Teeth can become sensitive for man y reasons. Sometimes the sensitivity is an indication of a potentially serious problem. Other times, the dentally related problem may be small but effects (the sensitivity) are extremely aggravating. A tooth can become sensitive after it has been prepared (drilled) for a restoration (filling). You may have been anesthetized during the procedure, so you did not feel any discomfort when the nerve in the tooth reacted to the heat generated by the drill. The closer the drill comes to the nerve, the more likely it is to cause a sensitivity problem. The high-speed rotation of the bur in the drill generates heat, and the response of the nerve to heat is inflammation. This inflammation is felt by you as a “sensitivity”. If the decay, fracture, or drilling was not too deep, this sensitivity will decrease over time. A week to a month or two is not an unusual length of time for the sensitivity to disappear. A good sign is the continued decrease of sensitivity. However, if the occlusion (bite) is off after the restoration has been placed, the tooth may either become sensitive or may stay sensitive. Once the bite is adjusted, though, the sensitivity should disappear.

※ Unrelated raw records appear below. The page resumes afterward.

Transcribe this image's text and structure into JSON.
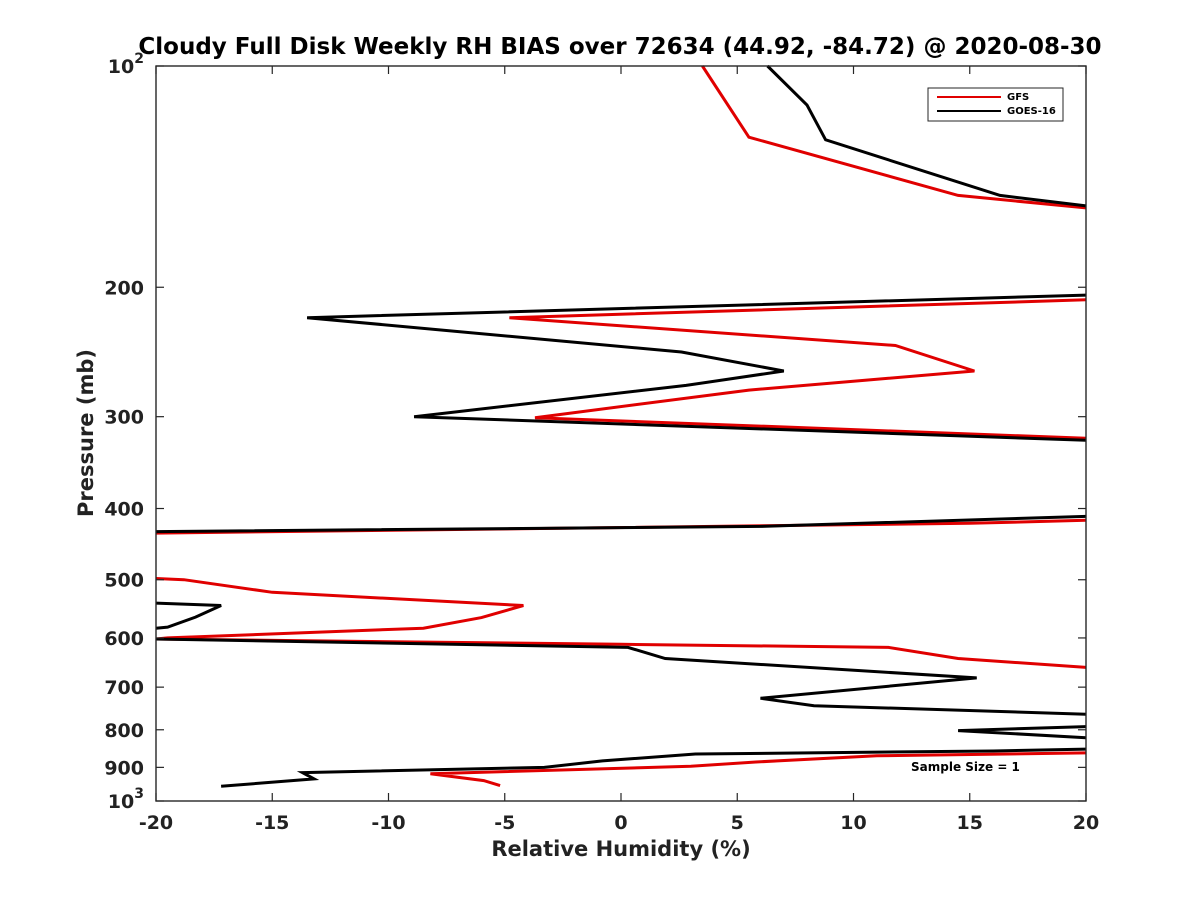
{
  "chart_data": {
    "type": "line",
    "title": "Cloudy Full Disk Weekly RH BIAS over 72634 (44.92, -84.72) @ 2020-08-30",
    "xlabel": "Relative Humidity (%)",
    "ylabel": "Pressure (mb)",
    "xlim": [
      -20,
      20
    ],
    "ylim": [
      100,
      1000
    ],
    "y_scale": "log",
    "y_reversed": true,
    "x_ticks": [
      "-20",
      "-15",
      "-10",
      "-5",
      "0",
      "5",
      "10",
      "15",
      "20"
    ],
    "y_ticks": [
      {
        "value": 100,
        "base": "10",
        "exp": "2"
      },
      {
        "value": 200,
        "base": "200",
        "exp": ""
      },
      {
        "value": 300,
        "base": "300",
        "exp": ""
      },
      {
        "value": 400,
        "base": "400",
        "exp": ""
      },
      {
        "value": 500,
        "base": "500",
        "exp": ""
      },
      {
        "value": 600,
        "base": "600",
        "exp": ""
      },
      {
        "value": 700,
        "base": "700",
        "exp": ""
      },
      {
        "value": 800,
        "base": "800",
        "exp": ""
      },
      {
        "value": 900,
        "base": "900",
        "exp": ""
      },
      {
        "value": 1000,
        "base": "10",
        "exp": "3"
      }
    ],
    "grid": false,
    "legend_position": "top-right",
    "annotation": "Sample Size = 1",
    "series": [
      {
        "name": "GFS",
        "color": "#e00000",
        "points": [
          [
            3.5,
            100
          ],
          [
            5.5,
            125
          ],
          [
            14.5,
            150
          ],
          [
            20,
            156
          ],
          [
            null,
            null
          ],
          [
            20,
            208
          ],
          [
            -4.8,
            220
          ],
          [
            11.8,
            240
          ],
          [
            15.2,
            260
          ],
          [
            5.5,
            276
          ],
          [
            -3.7,
            301
          ],
          [
            20,
            321
          ],
          [
            null,
            null
          ],
          [
            20,
            415
          ],
          [
            15,
            419
          ],
          [
            -20,
            432
          ],
          [
            null,
            null
          ],
          [
            -20,
            498
          ],
          [
            -18.8,
            500
          ],
          [
            -15,
            520
          ],
          [
            -4.2,
            542
          ],
          [
            -6.0,
            563
          ],
          [
            -8.5,
            582
          ],
          [
            -19.5,
            600
          ],
          [
            -20,
            602
          ],
          [
            0,
            612
          ],
          [
            11.5,
            618
          ],
          [
            14.5,
            640
          ],
          [
            20,
            658
          ],
          [
            null,
            null
          ],
          [
            20,
            860
          ],
          [
            11,
            868
          ],
          [
            5.8,
            885
          ],
          [
            3,
            897
          ],
          [
            -8.2,
            918
          ],
          [
            -5.9,
            938
          ],
          [
            -5.2,
            953
          ]
        ]
      },
      {
        "name": "GOES-16",
        "color": "#000000",
        "points": [
          [
            6.3,
            100
          ],
          [
            8.0,
            113
          ],
          [
            8.8,
            126
          ],
          [
            16.3,
            150
          ],
          [
            20,
            155
          ],
          [
            null,
            null
          ],
          [
            20,
            205
          ],
          [
            -13.5,
            220
          ],
          [
            2.6,
            245
          ],
          [
            7.0,
            260
          ],
          [
            2.8,
            272
          ],
          [
            -8.9,
            300
          ],
          [
            20,
            323
          ],
          [
            null,
            null
          ],
          [
            20,
            410
          ],
          [
            6,
            423
          ],
          [
            -20,
            430
          ],
          [
            null,
            null
          ],
          [
            -20,
            538
          ],
          [
            -17.2,
            542
          ],
          [
            -18.3,
            562
          ],
          [
            -19.5,
            580
          ],
          [
            -20,
            582
          ],
          [
            null,
            null
          ],
          [
            -20,
            602
          ],
          [
            0.3,
            618
          ],
          [
            1.9,
            640
          ],
          [
            15.3,
            680
          ],
          [
            6.0,
            725
          ],
          [
            8.3,
            742
          ],
          [
            20,
            762
          ],
          [
            null,
            null
          ],
          [
            20,
            792
          ],
          [
            14.5,
            802
          ],
          [
            20,
            820
          ],
          [
            null,
            null
          ],
          [
            20,
            850
          ],
          [
            16,
            855
          ],
          [
            3.2,
            863
          ],
          [
            -0.8,
            882
          ],
          [
            -3.3,
            900
          ],
          [
            -13.7,
            915
          ],
          [
            -13.2,
            933
          ],
          [
            -17.2,
            955
          ]
        ]
      }
    ]
  }
}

Additional reasons for single sensitivity are decay, a defective restoration, or a fractured tooth. When a tooth is decayed, temperature changes and sweets will make it sensitive. If a filling is defective or failing, leakage around the filling may cause the tooth to become sensitive. In both of these cases, the solution can be as simple as removing the decay or defective filling and placing an appropriate restoration. If the tooth is fractured, you may be sensitive to temperature changes, or when chewing food. This fracture condition may be hard to diagnose. If you think you might have this type of sensitivity, please ask for the separate handout that explains the “cracked tooth syndrome” in much greater detail.
Tooth sensitivity can also be caused by a dying nerve. The can be the result of a deep cavity. Commonly, the sensitive tooth holds an old larger filling. The nerve may have been damages during the drilling and the nerve has been dying gradually ever since. If this is the problem, the tooth will need endodontic treatment.
Two other reasons for tooth sensitivity are related. One is an inadvertent notching of the tooth surface and/or recession of the gum tissue (exposing the root surface of the tooth) caused by improper brushing: either brushing too hard, brushing with a toothbrush that is too hard, or using an improper brushing technique. This sensitivity can range from mild to extreme; the degree of sensitivity does not appear to be related to the size of the root exposure or notch. Finally, purposeful repositioning of the gum tissue during gum surgery can also lead to tooth sensitivity. While recession from brushing is slow, gum recession following gun repositioning occurs very quickly. The portion of the tooth once covered with gum and bone may now be exposed. Root sensitivity in these instances can be quite severe and immediate. It can sometimes last for months or years if not treated.
Treatment in these last instances is similar. If there is a notch is the tooth or the shape of the defect is appropriate, the defect is restored (filled in) with a bonded material. This can give immediate relief—sometimes fully. When there is no defect to be stored, the exposed and sensitive root surfaces are covered with a dentin-bonding or other material. This material is invisible and has very little thickness, so you do not notice any change in the appearance of the tooth; but it works. It may have to be reapplied after several months because the bonding material has worn away by toothbrushing.